中袋がある場合は、表面に金額、裏面に住所・氏名を記載します。金額は、書き換えを防ぐために「大字(だいじ)」 を用いるのが正式です。
・1万円: 金壱萬圓
・3万円: 金参萬圓
・5万円: 金伍萬圓
・10万円: 金拾萬圓
心を込めて用意したお布施も、渡し方を間違えると失礼になってしまいます。
法要が始まる前の挨拶時か、法要がすべて終わった後の退席時にお渡しします。
・最もスムーズなタイミング: 法要が終わった後、茶菓子をお出しした際などに「本日は丁寧なお勤めをいただき、ありがとうございました。心ばかりですが、どうぞお納めください」と添えてお渡しするのが一般的です。
僧侶に対してお布施を直接手で差し出すのはマナー違反です。
1. 切手盆(きってぼん) にのせる: 小さな黒塗りの盆にお布施をのせ、僧侶から見て文字が正面向くように差し出します。
2. 袱紗(ふくさ)を使用する: 盆がない場合は、袱紗から取り出し、折りたたんだ袱紗の上にお布施をのせて差し出します。
お布施は僧侶への感謝の印であるため、新札 (ピン札) を用意するのがマナーです。お札の向きは、封筒の表側に対してお札の肖像画が上(封筒の入り口側)に来るように揃えて入れます。
A. 結婚式などの慶事とは異なり、お布施の金額において「割り切れる数字(偶数)」を避ける必要はありません。2万円でも4万円でも問題ありませんが、一般的には3万円、5万円といったキリの良い数字が選ばれます。
A.基本的には、代表の方(住職など)に一つのお布施袋としてまとめてお渡しして構いません。ただし、お寺によって慣習が異なる場合があるため、心配な場合は事前に「お布施は一つにまとめてよろしいでしょうか」と確認しておくと安心です。

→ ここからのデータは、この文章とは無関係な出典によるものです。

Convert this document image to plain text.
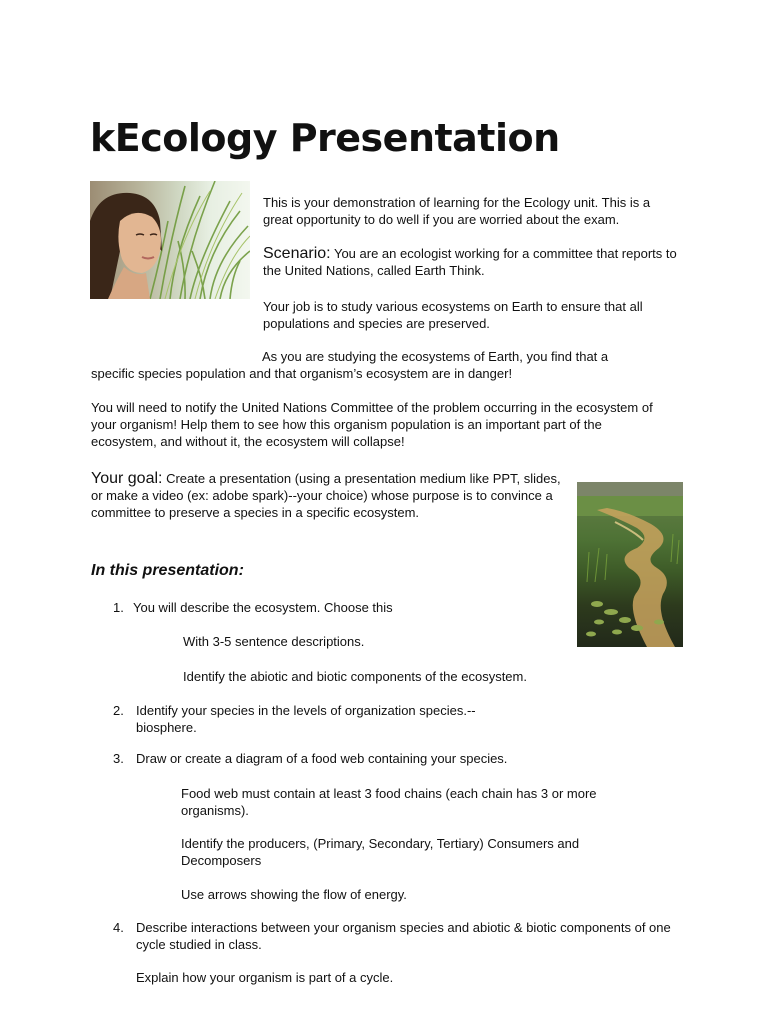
kEcology Presentation
This is your demonstration of learning for the Ecology unit. This is a great opportunity to do well if you are worried about the exam.
Scenario: You are an ecologist working for a committee that reports to the United Nations, called Earth Think.
Your job is to study various ecosystems on Earth to ensure that all populations and species are preserved.
As you are studying the ecosystems of Earth, you find that a
specific species population and that organism’s ecosystem are in danger!
You will need to notify the United Nations Committee of the problem occurring in the ecosystem of your organism! Help them to see how this organism population is an important part of the ecosystem, and without it, the ecosystem will collapse!
Your goal: Create a presentation (using a presentation medium like PPT, slides, or make a video (ex: adobe spark)--your choice) whose purpose is to convince a committee to preserve a species in a specific ecosystem.
In this presentation:
1. You will describe the ecosystem. Choose this
With 3-5 sentence descriptions.
Identify the abiotic and biotic components of the ecosystem.
2. Identify your species in the levels of organization species.-- biosphere.
3. Draw or create a diagram of a food web containing your species.
Food web must contain at least 3 food chains (each chain has 3 or more organisms).
Identify the producers, (Primary, Secondary, Tertiary) Consumers and Decomposers
Use arrows showing the flow of energy.
4. Describe interactions between your organism species and abiotic & biotic components of one cycle studied in class.
Explain how your organism is part of a cycle.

一周忌法要は、故人様を偲ぶとともに、ご遺族様が悲しみに区切りをつけ、前を向くための大切な儀式です。
お布施の金額やマナーに「唯一の正解」はありませんが、地域の慣習や寺院との関係性を尊重しつつ、丁寧な準備を行うことが何よりの供養になります。数字の大小よりも、施主として「滞りなく法要を営みたい」 という誠実な姿勢がお寺様にも伝わります。
不安な点は葬儀社や親戚の年長者に相談し、当日は心穏やかに故人様を送り出せるよう準備を進めていきましょう。